The Immigration Litigation Fund (ILF) has awarded $2 million in grants to 35 organizations defending the fundamental rights of immigrants. ILF grantmaking recognizes that litigation is an essential tool for ensuring that the nation’s immigration enforcement system is fair, humane, and prioritizes the civil and human rights of those vulnerable to deportation.
Over the last three years, immigrant communities and advocates have witnessed the introduction of cruel and draconian policies across the country, often given at the 11th hour and with little thought to their legality or implementation. We have also seen that litigation is often the only thing standing in the way of those policies being fully implemented.

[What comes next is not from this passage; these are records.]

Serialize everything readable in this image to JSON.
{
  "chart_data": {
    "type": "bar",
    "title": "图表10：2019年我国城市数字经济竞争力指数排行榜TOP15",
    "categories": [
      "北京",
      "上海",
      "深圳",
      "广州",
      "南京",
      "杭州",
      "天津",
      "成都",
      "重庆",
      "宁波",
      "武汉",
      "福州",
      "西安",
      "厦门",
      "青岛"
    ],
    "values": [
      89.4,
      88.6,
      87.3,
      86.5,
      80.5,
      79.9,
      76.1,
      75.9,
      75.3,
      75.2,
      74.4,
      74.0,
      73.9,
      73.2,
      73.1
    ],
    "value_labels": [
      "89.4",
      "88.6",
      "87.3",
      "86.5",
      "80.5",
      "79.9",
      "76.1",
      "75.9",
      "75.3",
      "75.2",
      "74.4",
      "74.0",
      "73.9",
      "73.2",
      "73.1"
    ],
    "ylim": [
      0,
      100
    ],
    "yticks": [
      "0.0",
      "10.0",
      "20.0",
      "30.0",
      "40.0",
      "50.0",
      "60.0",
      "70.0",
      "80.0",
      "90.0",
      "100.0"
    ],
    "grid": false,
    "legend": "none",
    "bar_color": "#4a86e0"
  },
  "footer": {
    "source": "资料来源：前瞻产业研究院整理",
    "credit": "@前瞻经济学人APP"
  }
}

As we look ahead, the need for urgent litigation interventions is greater than ever.
“The explosion of litigation we’re seeing in the field is a direct response to the last three years of near-constant attacks on immigrant communities,” said Heidi Dorow, Director of Immigration Initiatives at Borealis Philanthropy. “Based on the current administration’s track record, we anticipate additional policies will be introduced to further undermine the fundamental rights of immigrants to seek safety and liberty in this country.”
This round of grantmaking comes at a time when the risk of coronavirus throughout the immigrant detention system is severe, and growing. According to Freedom for Immigrants, as of July 16, ICE confirmed 3,496 positive cases across 70 facilities. This represents an increase of 1,386 cases and nine new facilities from the previous month. Many ILF grantees are working to challenge immigration detention as the COVID-19 pandemic continues to spread.
ILF continues to support both national, high-profile cases and cases addressing the daily indignities and cruelties immigrants face. This grantmaking includes support for impact litigation projects that challenge the government’s efforts to: eliminate access to asylum, limit refugee resettlement, return survivors of violence to danger in their home countries, deport and detain unaccompanied children, and exclude immigrants based on religion or country of origin.